For continuous-wave operation, Nd:YVO4 allows overall similar performance to Nd:YAG in cases with medium or high power. Whereas the thermal conductivity is worse, the temperature coefficient of the refractive index is smaller, so that thermal lensing is not stronger. Due to its high gain efficiency, Nd:YVO4 is better than Nd:YAG for lasers with very low threshold pump power.
For Q-switched lasers, Nd:YVO4 does not allow for pulse energies as high as for Nd:YAG, because its capability for energy storage is lower than that of Nd:YAG due to the lower upper-state lifetime and the high gain efficiency. On the other hand, Nd:YVO4 is better suited for high pulse repetition rates, where it still allows the generation of fairly short Q-switched pulses.

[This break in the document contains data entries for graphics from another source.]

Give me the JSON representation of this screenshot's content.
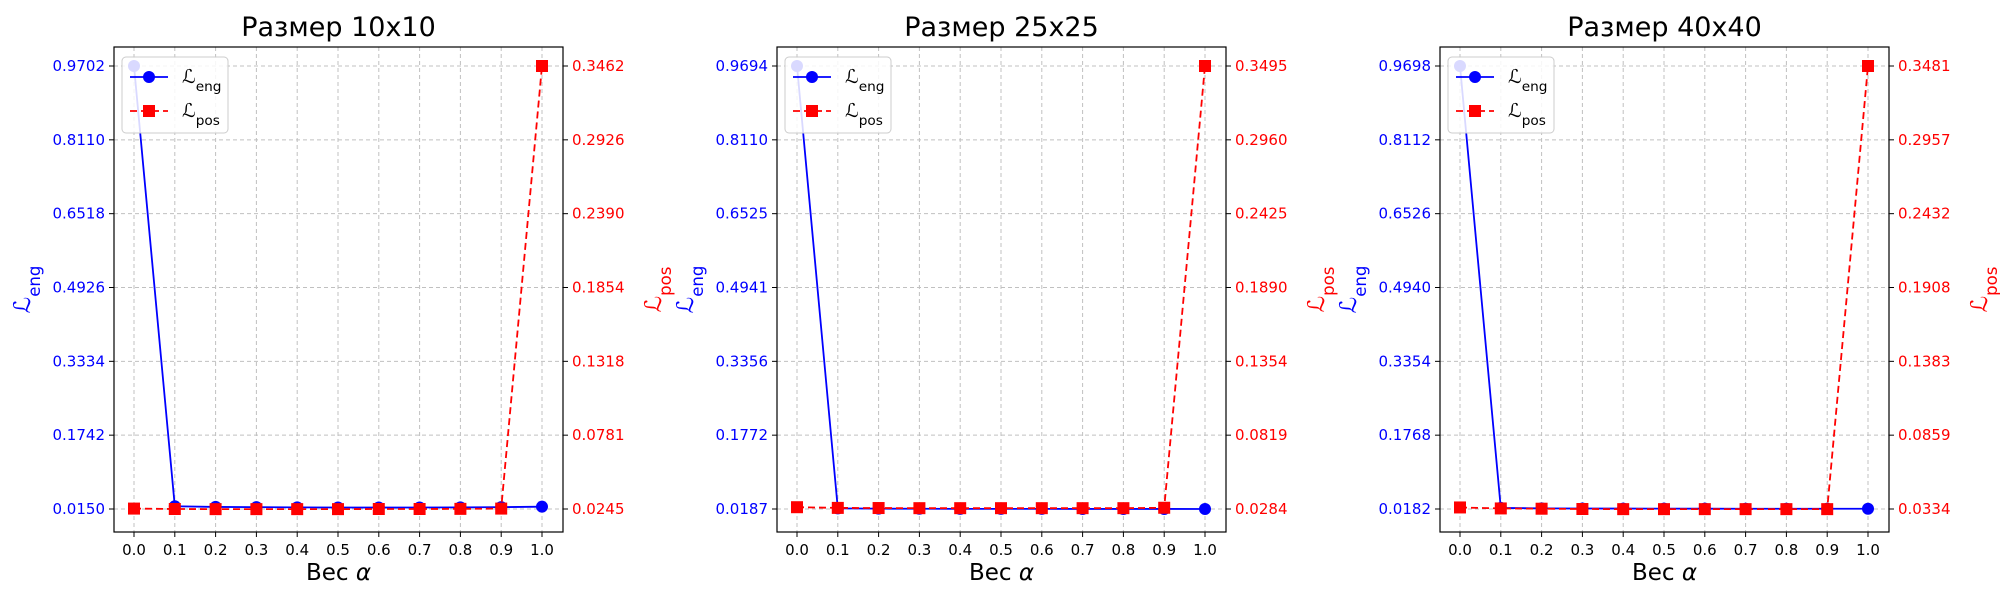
{
  "colors": {
    "eng": "#0000ff",
    "pos": "#ff0000",
    "grid": "#c0c0c0",
    "axis": "#000000"
  },
  "legend": {
    "placement": "top-left"
  },
  "chart_data": [
    {
      "type": "line",
      "title": "Размер 10x10",
      "xlabel": "Вес α",
      "ylabel_left": "ℒeng",
      "ylabel_right": "ℒpos",
      "x": [
        0.0,
        0.1,
        0.2,
        0.3,
        0.4,
        0.5,
        0.6,
        0.7,
        0.8,
        0.9,
        1.0
      ],
      "x_ticks": [
        "0.0",
        "0.1",
        "0.2",
        "0.3",
        "0.4",
        "0.5",
        "0.6",
        "0.7",
        "0.8",
        "0.9",
        "1.0"
      ],
      "grid": true,
      "left_ticks": [
        "0.9702",
        "0.8110",
        "0.6518",
        "0.4926",
        "0.3334",
        "0.1742",
        "0.0150"
      ],
      "right_ticks": [
        "0.3462",
        "0.2926",
        "0.2390",
        "0.1854",
        "0.1318",
        "0.0781",
        "0.0245"
      ],
      "ylim_left": [
        0.015,
        0.9702
      ],
      "ylim_right": [
        0.0245,
        0.3462
      ],
      "series": [
        {
          "name": "ℒeng",
          "axis": "left",
          "style": "solid",
          "marker": "circle",
          "values": [
            0.9702,
            0.021,
            0.0195,
            0.019,
            0.0185,
            0.0182,
            0.0181,
            0.0182,
            0.0185,
            0.019,
            0.02
          ]
        },
        {
          "name": "ℒpos",
          "axis": "right",
          "style": "dashed",
          "marker": "square",
          "values": [
            0.0248,
            0.0245,
            0.0244,
            0.0244,
            0.0244,
            0.0244,
            0.0245,
            0.0245,
            0.0246,
            0.0248,
            0.3462
          ]
        }
      ]
    },
    {
      "type": "line",
      "title": "Размер 25x25",
      "xlabel": "Вес α",
      "ylabel_left": "ℒeng",
      "ylabel_right": "ℒpos",
      "x": [
        0.0,
        0.1,
        0.2,
        0.3,
        0.4,
        0.5,
        0.6,
        0.7,
        0.8,
        0.9,
        1.0
      ],
      "x_ticks": [
        "0.0",
        "0.1",
        "0.2",
        "0.3",
        "0.4",
        "0.5",
        "0.6",
        "0.7",
        "0.8",
        "0.9",
        "1.0"
      ],
      "grid": true,
      "left_ticks": [
        "0.9694",
        "0.8110",
        "0.6525",
        "0.4941",
        "0.3356",
        "0.1772",
        "0.0187"
      ],
      "right_ticks": [
        "0.3495",
        "0.2960",
        "0.2425",
        "0.1890",
        "0.1354",
        "0.0819",
        "0.0284"
      ],
      "ylim_left": [
        0.0187,
        0.9694
      ],
      "ylim_right": [
        0.0284,
        0.3495
      ],
      "series": [
        {
          "name": "ℒeng",
          "axis": "left",
          "style": "solid",
          "marker": "circle",
          "values": [
            0.9694,
            0.02,
            0.0195,
            0.0192,
            0.019,
            0.0189,
            0.0189,
            0.0188,
            0.0188,
            0.0188,
            0.0187
          ]
        },
        {
          "name": "ℒpos",
          "axis": "right",
          "style": "dashed",
          "marker": "square",
          "values": [
            0.0297,
            0.0292,
            0.0291,
            0.029,
            0.029,
            0.029,
            0.029,
            0.029,
            0.029,
            0.0293,
            0.3495
          ]
        }
      ]
    },
    {
      "type": "line",
      "title": "Размер 40x40",
      "xlabel": "Вес α",
      "ylabel_left": "ℒeng",
      "ylabel_right": "ℒpos",
      "x": [
        0.0,
        0.1,
        0.2,
        0.3,
        0.4,
        0.5,
        0.6,
        0.7,
        0.8,
        0.9,
        1.0
      ],
      "x_ticks": [
        "0.0",
        "0.1",
        "0.2",
        "0.3",
        "0.4",
        "0.5",
        "0.6",
        "0.7",
        "0.8",
        "0.9",
        "1.0"
      ],
      "grid": true,
      "left_ticks": [
        "0.9698",
        "0.8112",
        "0.6526",
        "0.4940",
        "0.3354",
        "0.1768",
        "0.0182"
      ],
      "right_ticks": [
        "0.3481",
        "0.2957",
        "0.2432",
        "0.1908",
        "0.1383",
        "0.0859",
        "0.0334"
      ],
      "ylim_left": [
        0.0182,
        0.9698
      ],
      "ylim_right": [
        0.0334,
        0.3481
      ],
      "series": [
        {
          "name": "ℒeng",
          "axis": "left",
          "style": "solid",
          "marker": "circle",
          "values": [
            0.9698,
            0.0205,
            0.0196,
            0.0193,
            0.0191,
            0.019,
            0.0189,
            0.0188,
            0.0188,
            0.0188,
            0.0187
          ]
        },
        {
          "name": "ℒpos",
          "axis": "right",
          "style": "dashed",
          "marker": "square",
          "values": [
            0.0345,
            0.0338,
            0.0336,
            0.0334,
            0.0333,
            0.0333,
            0.0333,
            0.0333,
            0.0333,
            0.0333,
            0.3481
          ]
        }
      ]
    }
  ]
}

Compared with Nd:YVO4, Nd:GdVO4 has a similar thermal conductivity, a slightly shorter emission wavelength (1063 nm), a somewhat larger gain bandwidth, lower emission cross sections, and still higher pump absorption. Note, however, that the published data concerning thermal conductivity of vanadate crystals differ considerably, so there are some significant uncertainties.
Pay no attention to the man behind the curtain.... This place ought to be renamed Laser Oz.

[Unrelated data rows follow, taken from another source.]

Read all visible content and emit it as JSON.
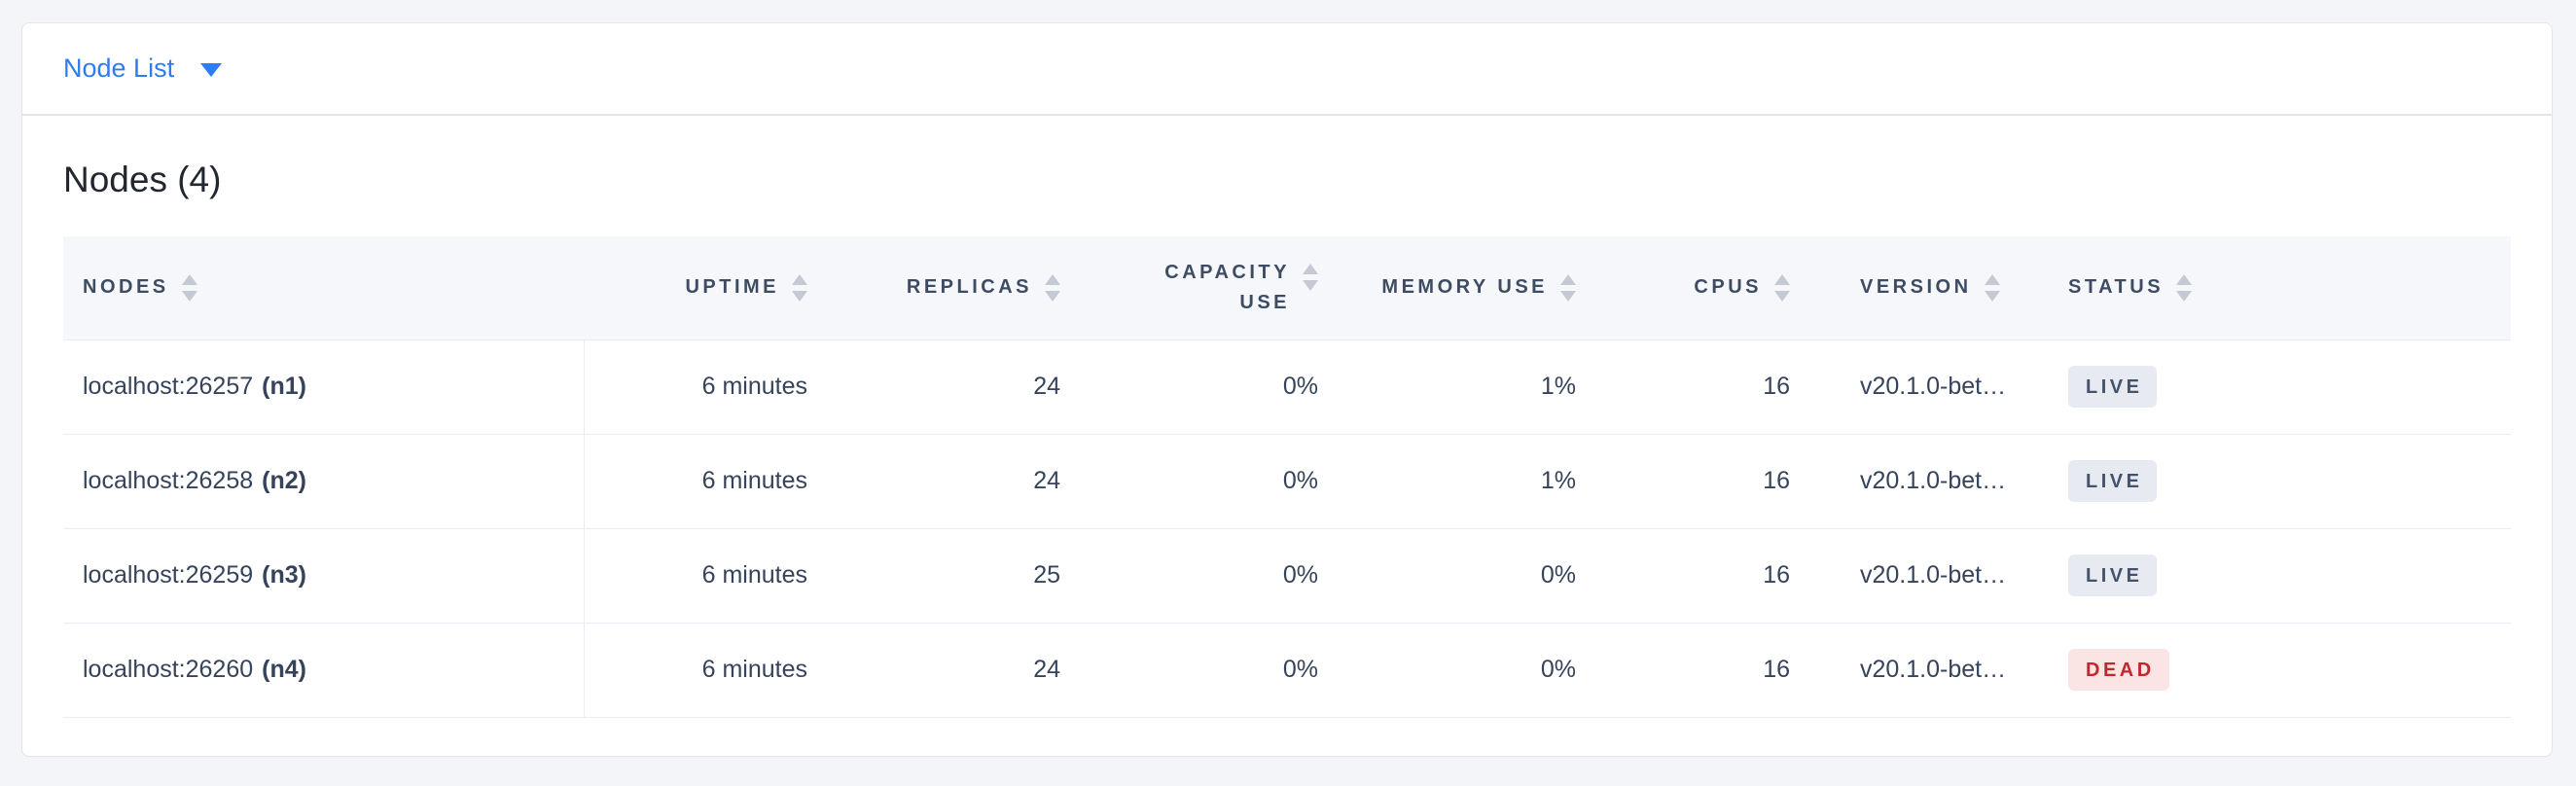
{
  "toolbar": {
    "dropdown_label": "Node List"
  },
  "content": {
    "title": "Nodes (4)"
  },
  "table": {
    "columns": [
      {
        "key": "nodes",
        "label": "NODES",
        "align": "left",
        "sortable": true
      },
      {
        "key": "uptime",
        "label": "UPTIME",
        "align": "right",
        "sortable": true
      },
      {
        "key": "replicas",
        "label": "REPLICAS",
        "align": "right",
        "sortable": true
      },
      {
        "key": "capacity",
        "label": "CAPACITY USE",
        "align": "right",
        "sortable": true
      },
      {
        "key": "memory",
        "label": "MEMORY USE",
        "align": "right",
        "sortable": true
      },
      {
        "key": "cpus",
        "label": "CPUS",
        "align": "right",
        "sortable": true
      },
      {
        "key": "version",
        "label": "VERSION",
        "align": "left",
        "sortable": true
      },
      {
        "key": "status",
        "label": "STATUS",
        "align": "left",
        "sortable": true
      }
    ],
    "rows": [
      {
        "address": "localhost:26257",
        "name": "(n1)",
        "uptime": "6 minutes",
        "replicas": "24",
        "capacity": "0%",
        "memory": "1%",
        "cpus": "16",
        "version": "v20.1.0-bet…",
        "status": "LIVE"
      },
      {
        "address": "localhost:26258",
        "name": "(n2)",
        "uptime": "6 minutes",
        "replicas": "24",
        "capacity": "0%",
        "memory": "1%",
        "cpus": "16",
        "version": "v20.1.0-bet…",
        "status": "LIVE"
      },
      {
        "address": "localhost:26259",
        "name": "(n3)",
        "uptime": "6 minutes",
        "replicas": "25",
        "capacity": "0%",
        "memory": "0%",
        "cpus": "16",
        "version": "v20.1.0-bet…",
        "status": "LIVE"
      },
      {
        "address": "localhost:26260",
        "name": "(n4)",
        "uptime": "6 minutes",
        "replicas": "24",
        "capacity": "0%",
        "memory": "0%",
        "cpus": "16",
        "version": "v20.1.0-bet…",
        "status": "DEAD"
      }
    ]
  },
  "icons": {
    "dropdown_caret": "caret-down-icon",
    "column_sort": "sort-arrows-icon"
  },
  "colors": {
    "page_background": "#f4f5f9",
    "panel_background": "#ffffff",
    "accent_blue": "#2d7cf0",
    "header_text": "#3e4c63",
    "cell_text": "#36435a",
    "table_header_background": "#f5f7fa",
    "row_border": "#e9ecf2",
    "live_badge_background": "#e7eaf1",
    "live_badge_text": "#45526b",
    "dead_badge_background": "#fbe4e4",
    "dead_badge_text": "#c1282e"
  }
}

That reminds me of the video you posted. So just say you don’t want to help me. Hehehe.
All good stuff but I think that was like drinking from a fire hose.
hey do you have safety glasses. Did you read the stickies.
dude eveytwith lasers is not easy nor cheap. Alignment is everything. Sometimes you need to be incredibly precise. If you want to play try finding a dpss laser that’s low power that you can open and tweak to see how stuff works. Casix use to make a crystal with the coatings and all lined up so all you did was add an 808nm diode. This is somewhatinexpensive but rewarding to just see something work.
you can try an 808nm pump diode and a piece of coated nd:yvo4 and play with optics to couple the diode to the crystal and how temperature plays a role. That makes infrared so you need a meter to see it. Then you can add in ktp and play again with temp to see some visible photons. Take it one step at a time and protect your eyes. You’ll really need to do a bunch of reading. You might find a kit for this. Alaskan and the others are amazing sources of reference but you need to learn to crawl first. I mean I’m not going toss crystal symmetry cutting and phase matching nor lensing at you to start. Beam coupling quality. Thermal and electronic effects with upper population inversions. Etc.... you just want to see some photons. I think?
Glad you posted that, this is an area of interest for me too. Just that his question was something you could easily find the answer to, but members here are often willing to help regardless because sometimes finding the right search term is the problem, if you can't ask the right question, you cannot find the right answer.